Graphs of Objects, Attributes, and Tables
GOAT (Graphs of Objects, Attributes, and Tables) is an umbrella for several related graph data projects at Harvard University:
- LLAMA, a graph storage library, based on the thesis work of Peter Macko
- Sheep, a graph partitioning/reordering library, based on the thesis work of Daniel Margo.
- and goatdb, a graph DBMS using libgoat.
Our advisor is Margo Seltzer.
LLAMA (Linked-node analytics using LArge Multiversioned Arrays) is a high performance graph storage library written in C++. It provides a writable storage format for graphs that vastly exceed the size of normal memory (i.e. billions of objects), as well as object attributes such as edge weights. Graph analysis algorithms implemented on LLAMA are highly competitive with the performance of other, less featureful systems.
LLAMA is based on the Large Multiversioned Array data structure developed by Peter Macko, which is a form of log-structured CSR (compressed sparse row matrix). It is especially well-suited for incremental graph applications, such as graphs generated and analyzed over time.
LLAMA's source code is available at: github.com/goatdb/llama
- Peter Macko, Virendra Marathe, Daniel Margo, and Margo Seltzer. LLAMA: Efficient Graph Analytics Using Large Multiversioned Arrays. 31st IEEE International Conference on Data Engineering (ICDE '15), Seoul, Korea, April 2015.

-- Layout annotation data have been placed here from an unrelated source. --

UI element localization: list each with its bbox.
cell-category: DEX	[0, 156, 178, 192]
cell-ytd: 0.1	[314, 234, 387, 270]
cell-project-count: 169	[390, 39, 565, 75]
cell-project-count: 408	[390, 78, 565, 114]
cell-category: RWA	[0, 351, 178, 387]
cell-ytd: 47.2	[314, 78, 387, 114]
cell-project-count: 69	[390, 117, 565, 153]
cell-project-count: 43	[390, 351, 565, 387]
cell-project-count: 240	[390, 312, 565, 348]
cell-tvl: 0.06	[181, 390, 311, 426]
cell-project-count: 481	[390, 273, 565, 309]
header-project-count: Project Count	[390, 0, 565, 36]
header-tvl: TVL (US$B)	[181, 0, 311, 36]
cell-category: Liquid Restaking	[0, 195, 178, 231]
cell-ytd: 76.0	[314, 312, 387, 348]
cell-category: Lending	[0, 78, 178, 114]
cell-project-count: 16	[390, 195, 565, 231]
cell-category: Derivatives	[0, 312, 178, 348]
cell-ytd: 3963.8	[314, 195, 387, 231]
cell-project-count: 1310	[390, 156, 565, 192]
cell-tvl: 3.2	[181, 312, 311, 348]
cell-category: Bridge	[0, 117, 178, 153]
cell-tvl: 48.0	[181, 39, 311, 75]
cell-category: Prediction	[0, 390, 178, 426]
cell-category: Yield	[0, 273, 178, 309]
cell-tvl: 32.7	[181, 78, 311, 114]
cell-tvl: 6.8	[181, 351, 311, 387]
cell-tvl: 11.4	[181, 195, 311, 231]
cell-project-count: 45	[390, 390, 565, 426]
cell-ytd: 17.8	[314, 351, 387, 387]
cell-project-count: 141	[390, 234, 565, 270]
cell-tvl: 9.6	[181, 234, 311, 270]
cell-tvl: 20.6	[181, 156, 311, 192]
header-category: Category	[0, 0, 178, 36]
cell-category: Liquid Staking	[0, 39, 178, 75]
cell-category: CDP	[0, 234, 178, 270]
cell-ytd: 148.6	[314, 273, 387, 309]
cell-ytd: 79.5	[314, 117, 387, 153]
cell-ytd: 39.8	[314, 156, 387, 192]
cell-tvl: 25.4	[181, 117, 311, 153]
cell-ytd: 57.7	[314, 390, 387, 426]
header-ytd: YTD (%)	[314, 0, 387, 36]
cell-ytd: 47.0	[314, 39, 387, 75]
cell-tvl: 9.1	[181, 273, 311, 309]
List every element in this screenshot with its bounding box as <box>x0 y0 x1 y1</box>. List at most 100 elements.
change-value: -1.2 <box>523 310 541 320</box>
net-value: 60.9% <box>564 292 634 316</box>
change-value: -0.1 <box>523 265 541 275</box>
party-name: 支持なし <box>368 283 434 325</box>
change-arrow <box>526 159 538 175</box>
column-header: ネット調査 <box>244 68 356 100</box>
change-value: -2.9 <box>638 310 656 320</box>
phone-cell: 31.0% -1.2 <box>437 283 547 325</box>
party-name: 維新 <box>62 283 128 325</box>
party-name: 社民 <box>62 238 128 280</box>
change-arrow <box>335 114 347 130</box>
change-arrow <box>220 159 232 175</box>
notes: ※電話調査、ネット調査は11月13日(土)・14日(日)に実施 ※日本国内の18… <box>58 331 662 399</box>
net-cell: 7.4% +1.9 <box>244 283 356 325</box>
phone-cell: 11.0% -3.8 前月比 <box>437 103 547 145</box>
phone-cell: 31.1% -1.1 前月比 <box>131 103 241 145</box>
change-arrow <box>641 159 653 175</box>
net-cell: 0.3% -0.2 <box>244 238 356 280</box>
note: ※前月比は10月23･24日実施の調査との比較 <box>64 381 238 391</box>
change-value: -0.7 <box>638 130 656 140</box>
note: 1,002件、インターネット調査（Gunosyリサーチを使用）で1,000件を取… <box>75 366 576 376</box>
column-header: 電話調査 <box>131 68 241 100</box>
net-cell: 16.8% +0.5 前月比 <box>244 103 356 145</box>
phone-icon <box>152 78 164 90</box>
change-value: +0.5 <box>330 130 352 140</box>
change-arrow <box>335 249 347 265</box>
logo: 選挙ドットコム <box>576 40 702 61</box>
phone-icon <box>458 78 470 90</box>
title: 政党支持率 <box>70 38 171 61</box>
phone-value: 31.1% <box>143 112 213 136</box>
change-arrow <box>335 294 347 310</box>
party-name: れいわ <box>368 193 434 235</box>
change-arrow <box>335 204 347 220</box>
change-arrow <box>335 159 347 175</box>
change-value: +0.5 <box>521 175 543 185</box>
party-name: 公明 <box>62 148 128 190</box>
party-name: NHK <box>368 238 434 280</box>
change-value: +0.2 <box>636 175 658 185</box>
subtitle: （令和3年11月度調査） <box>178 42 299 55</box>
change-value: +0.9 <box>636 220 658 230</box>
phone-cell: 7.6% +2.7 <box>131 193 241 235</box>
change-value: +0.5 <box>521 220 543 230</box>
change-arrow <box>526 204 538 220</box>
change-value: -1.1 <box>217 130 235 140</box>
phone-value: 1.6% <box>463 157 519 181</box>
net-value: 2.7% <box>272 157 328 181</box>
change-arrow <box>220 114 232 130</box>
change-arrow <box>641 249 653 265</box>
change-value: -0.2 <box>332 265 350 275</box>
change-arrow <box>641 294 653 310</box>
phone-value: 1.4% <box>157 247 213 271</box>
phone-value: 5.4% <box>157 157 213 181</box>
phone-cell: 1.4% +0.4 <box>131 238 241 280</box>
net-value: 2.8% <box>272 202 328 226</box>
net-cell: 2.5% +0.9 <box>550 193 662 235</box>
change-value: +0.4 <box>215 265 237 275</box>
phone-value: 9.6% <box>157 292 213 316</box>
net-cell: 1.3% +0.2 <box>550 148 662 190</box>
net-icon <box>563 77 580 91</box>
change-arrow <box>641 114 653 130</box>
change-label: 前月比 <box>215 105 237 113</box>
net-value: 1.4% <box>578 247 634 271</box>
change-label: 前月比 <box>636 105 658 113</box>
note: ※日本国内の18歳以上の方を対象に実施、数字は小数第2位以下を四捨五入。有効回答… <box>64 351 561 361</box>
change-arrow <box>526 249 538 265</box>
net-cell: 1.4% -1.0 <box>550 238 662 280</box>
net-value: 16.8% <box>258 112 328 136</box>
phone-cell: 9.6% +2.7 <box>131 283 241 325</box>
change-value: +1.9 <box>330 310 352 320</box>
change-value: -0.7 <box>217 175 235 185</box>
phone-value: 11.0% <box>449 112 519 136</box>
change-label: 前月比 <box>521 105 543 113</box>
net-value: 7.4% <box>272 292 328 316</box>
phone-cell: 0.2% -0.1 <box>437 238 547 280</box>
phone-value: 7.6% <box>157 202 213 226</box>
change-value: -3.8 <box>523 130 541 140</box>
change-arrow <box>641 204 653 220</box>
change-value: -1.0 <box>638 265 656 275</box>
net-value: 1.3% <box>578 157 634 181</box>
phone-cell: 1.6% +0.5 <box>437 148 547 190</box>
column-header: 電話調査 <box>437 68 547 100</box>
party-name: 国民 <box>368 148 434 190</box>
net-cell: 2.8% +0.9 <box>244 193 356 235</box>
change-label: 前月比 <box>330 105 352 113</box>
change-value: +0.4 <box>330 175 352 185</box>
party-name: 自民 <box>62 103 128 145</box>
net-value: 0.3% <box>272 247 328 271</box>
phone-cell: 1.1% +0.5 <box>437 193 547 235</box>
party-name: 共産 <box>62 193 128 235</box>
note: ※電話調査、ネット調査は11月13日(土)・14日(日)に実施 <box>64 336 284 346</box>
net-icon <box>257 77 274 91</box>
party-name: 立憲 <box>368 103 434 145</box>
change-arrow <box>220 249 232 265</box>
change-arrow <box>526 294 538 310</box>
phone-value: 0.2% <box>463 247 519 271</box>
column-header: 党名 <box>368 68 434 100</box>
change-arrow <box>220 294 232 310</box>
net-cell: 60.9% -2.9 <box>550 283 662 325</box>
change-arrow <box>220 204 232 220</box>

- Peter Macko. LLAMA: A Persistent, Mutable Representation for Graphs. Ph.D. Dissertation. Harvard University, Cambridge, MA, December 2014. [pdf]
Sheep (Scalable Host-tree Embeddings for Efficient Partitioning) is a scalable and efficient graph partitioning and reordering library written in C++. It improves the performance of graph-structured systems, such as LLAMA, by restructuring the graph to minimize communication costs. Sheep is a distributed algorithm that scales to extremely large graphs; it also operates efficiently on graphs that exceed main memory.
Sheep reduces the input graph to a much smaller tree structure. By partitioning this tree, Sheep approximately partitions the original graph. For a common class of graphs (the scale-free networks), Sheep outperforms other partitioners (such as METIS) by several orders of magnitude.
Sheep's source code is available at: github.com/dmargo/sheep
- Daniel Margo and Margo Seltzer. A Scalable Distributed Graph Partitioner. 41st International Conference on Very Large Data Bases (VLDB '15), Kohola Coast, Hawai'i, September 2015. [poster]
This material is based upon work supported by the National Science Foundation under Grant No. CSR-1302334, Collaborative Research with Erez Zadok and Ari Kaufman of SUNY Stony Brook and Geoffrey Keunning of Harvey Mudd College, "Workload-Aware Storage Architectures for Optimal Performance and Energy Efficiency." Parts of this work were also funded by Oracle Corporation through its External Research Organization and student internships.